When Less Is More


Meghan Dietsche Goel - June 16, 2017

When people ask me what kinds of books I like, I don’t know that I’ve ever answered that I really love novels in verse, but when I look over my personal staff selections at the store, a pattern clearly emerges. I’ve read several verse novels in a row that I’ve liked a lot, and it made me reflect on the impact of the format. This is not really a Reading Without Walls post for me, since that challenge invites us to focus on formats that we resist (and I clearly don’t). But it feels akin to that conversation because I feel like it’s still an under-appreciated genre for many.

In conversations I have with people about novels in verse, the phrase “when it’s done well” often comes up.

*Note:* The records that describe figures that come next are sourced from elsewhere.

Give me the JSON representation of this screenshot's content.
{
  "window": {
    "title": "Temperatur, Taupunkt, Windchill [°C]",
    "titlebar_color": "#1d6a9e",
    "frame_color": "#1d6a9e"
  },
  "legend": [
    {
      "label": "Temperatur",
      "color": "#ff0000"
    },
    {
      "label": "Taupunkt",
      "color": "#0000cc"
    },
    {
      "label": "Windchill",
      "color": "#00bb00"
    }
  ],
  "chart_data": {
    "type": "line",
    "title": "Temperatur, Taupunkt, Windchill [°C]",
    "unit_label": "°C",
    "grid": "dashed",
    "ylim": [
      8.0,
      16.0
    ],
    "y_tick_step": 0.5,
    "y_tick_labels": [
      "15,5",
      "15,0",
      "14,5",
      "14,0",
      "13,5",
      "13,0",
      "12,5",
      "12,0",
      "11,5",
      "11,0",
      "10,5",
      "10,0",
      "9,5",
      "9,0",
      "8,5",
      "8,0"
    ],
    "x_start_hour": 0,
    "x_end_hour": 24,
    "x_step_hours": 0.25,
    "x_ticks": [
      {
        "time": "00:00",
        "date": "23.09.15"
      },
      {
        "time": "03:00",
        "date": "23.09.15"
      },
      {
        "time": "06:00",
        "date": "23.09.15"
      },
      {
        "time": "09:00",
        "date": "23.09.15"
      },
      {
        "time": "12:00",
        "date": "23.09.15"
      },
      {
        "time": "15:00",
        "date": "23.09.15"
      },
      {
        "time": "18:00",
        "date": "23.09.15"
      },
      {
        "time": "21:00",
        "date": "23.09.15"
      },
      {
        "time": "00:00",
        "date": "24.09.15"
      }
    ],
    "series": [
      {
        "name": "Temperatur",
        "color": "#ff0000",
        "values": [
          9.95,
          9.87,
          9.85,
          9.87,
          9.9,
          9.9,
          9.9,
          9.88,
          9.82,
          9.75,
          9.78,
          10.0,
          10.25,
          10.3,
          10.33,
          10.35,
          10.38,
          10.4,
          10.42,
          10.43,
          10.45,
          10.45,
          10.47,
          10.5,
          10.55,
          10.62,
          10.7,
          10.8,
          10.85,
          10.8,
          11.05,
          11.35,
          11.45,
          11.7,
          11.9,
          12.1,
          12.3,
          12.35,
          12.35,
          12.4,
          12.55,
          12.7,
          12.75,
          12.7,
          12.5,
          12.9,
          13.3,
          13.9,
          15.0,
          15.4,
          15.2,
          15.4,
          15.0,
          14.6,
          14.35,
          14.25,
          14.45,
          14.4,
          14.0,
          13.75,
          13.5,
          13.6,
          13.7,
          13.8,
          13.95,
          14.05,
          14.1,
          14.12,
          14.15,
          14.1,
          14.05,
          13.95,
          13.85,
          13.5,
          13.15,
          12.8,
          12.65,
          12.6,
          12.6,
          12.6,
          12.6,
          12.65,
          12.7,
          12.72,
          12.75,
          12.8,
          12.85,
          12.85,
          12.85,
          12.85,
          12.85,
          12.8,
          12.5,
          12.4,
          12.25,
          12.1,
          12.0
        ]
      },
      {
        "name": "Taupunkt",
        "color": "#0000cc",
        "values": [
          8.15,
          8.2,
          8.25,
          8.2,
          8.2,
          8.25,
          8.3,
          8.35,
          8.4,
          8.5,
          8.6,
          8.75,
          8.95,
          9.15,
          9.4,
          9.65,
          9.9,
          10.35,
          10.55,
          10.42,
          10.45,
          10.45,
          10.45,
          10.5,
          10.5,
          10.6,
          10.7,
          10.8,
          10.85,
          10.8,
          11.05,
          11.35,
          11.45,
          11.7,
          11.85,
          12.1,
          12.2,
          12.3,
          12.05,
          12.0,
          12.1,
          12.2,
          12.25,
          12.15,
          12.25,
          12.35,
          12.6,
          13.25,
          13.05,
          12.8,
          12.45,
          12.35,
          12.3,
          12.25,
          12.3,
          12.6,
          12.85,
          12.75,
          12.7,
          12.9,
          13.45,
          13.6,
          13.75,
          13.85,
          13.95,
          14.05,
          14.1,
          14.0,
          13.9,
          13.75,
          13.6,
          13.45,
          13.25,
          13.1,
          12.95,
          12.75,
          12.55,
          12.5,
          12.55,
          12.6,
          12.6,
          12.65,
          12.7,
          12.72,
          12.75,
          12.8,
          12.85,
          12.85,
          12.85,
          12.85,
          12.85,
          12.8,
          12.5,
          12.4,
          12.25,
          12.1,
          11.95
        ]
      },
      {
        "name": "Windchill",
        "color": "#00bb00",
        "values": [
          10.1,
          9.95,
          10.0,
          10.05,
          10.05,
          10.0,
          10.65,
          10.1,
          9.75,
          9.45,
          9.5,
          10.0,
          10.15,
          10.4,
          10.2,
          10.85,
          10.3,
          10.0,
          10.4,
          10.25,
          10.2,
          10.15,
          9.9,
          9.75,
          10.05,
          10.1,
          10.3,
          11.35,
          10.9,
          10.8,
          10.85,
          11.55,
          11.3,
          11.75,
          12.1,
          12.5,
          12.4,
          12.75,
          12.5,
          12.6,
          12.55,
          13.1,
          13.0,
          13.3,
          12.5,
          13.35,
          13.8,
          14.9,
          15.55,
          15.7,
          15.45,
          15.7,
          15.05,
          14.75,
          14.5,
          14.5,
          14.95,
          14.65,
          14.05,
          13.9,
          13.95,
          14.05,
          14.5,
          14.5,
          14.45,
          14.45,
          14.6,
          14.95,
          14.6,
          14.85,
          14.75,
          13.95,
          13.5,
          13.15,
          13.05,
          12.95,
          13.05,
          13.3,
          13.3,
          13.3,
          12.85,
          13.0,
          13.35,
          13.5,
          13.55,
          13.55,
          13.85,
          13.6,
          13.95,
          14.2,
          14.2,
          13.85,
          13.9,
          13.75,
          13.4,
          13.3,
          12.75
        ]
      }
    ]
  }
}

But although that phrase should be equally applicable to all genres and formats, it can seem dismissive of this one, as if its credibility is in doubt. But, to me, the brilliant thing about the best novels in verse is that less is truly more. Zoomed-in perspectives create visceral connections while the blank spaces invite you to linger, suggesting rather than narrating the layers of meaning between the lines. This can let readers truly feel the emotional highs and lows of a character’s greatest passions and challenges, like in The Crossover by Kwame Alexander or A Time to Dance by Padma Venkatraman; or help kids engage and empathize with emotionally difficult stories without overwhelming them, like in The Red Pencil by Andrea Pinkney; or put us into someone else’s shoes while leaving space to think about the context of their stories, like in Full Cicada Moon, Inside Out & Back Again, Audacity, or Home of the Brave.

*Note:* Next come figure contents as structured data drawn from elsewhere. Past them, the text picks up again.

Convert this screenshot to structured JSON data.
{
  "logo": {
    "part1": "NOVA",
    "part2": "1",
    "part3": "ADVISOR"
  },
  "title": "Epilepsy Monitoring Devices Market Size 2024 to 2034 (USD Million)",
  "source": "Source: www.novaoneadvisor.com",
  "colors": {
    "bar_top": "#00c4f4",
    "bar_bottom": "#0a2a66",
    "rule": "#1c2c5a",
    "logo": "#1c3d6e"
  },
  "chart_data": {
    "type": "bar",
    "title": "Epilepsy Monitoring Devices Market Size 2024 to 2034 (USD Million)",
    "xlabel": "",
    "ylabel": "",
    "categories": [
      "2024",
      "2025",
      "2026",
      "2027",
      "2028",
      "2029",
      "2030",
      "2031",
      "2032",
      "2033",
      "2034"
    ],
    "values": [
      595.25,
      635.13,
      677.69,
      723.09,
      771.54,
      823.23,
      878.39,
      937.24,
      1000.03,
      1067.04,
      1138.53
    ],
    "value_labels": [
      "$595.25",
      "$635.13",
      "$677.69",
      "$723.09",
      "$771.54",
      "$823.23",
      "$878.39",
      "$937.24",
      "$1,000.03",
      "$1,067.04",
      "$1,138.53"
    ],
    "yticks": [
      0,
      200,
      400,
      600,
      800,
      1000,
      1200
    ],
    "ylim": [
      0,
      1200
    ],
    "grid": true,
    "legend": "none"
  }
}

I gathered up some of my verse-oriented staff selections above. But there are two titles I very recently read that I thought were top-notch:
We are lucky enough to be able to help launch Long Way Down to Texas readers at this year’s Texas Teen Book Festival. And the book is phenomenal. In describing it for our press release, I wrote, “This explosive novel narrates 60 crucial seconds of one boy’s life—seconds that explore the thin line between avenging violence and perpetuating it.” The set-up is loaded with tension, but it never overplays its hand, inspiring big questions that leave readers with much to ponder. It is so good, but yet so different from his other novels coming out this year (I just finished the equally masterful Patina) that it honestly makes me wonder: Is there anything Jason Reynolds can’t write? Releases October 2017.
This second book I just finished takes a much less serious tone, although it also probes the motivations and morality of its subjects, retelling the story of the Minotaur through shifting points of view. As any proper tale of Greek Mythology should, the bawdy, vengeful, gossipy, mischievous machinations of gods and humans in Bull take center stage in turn, intertwining to set an irresistibly entertaining (and surprisingly poignant) stage for Theseus’s face-off with the infamous titular beast. In stores now.
What are your favorite novels in verse?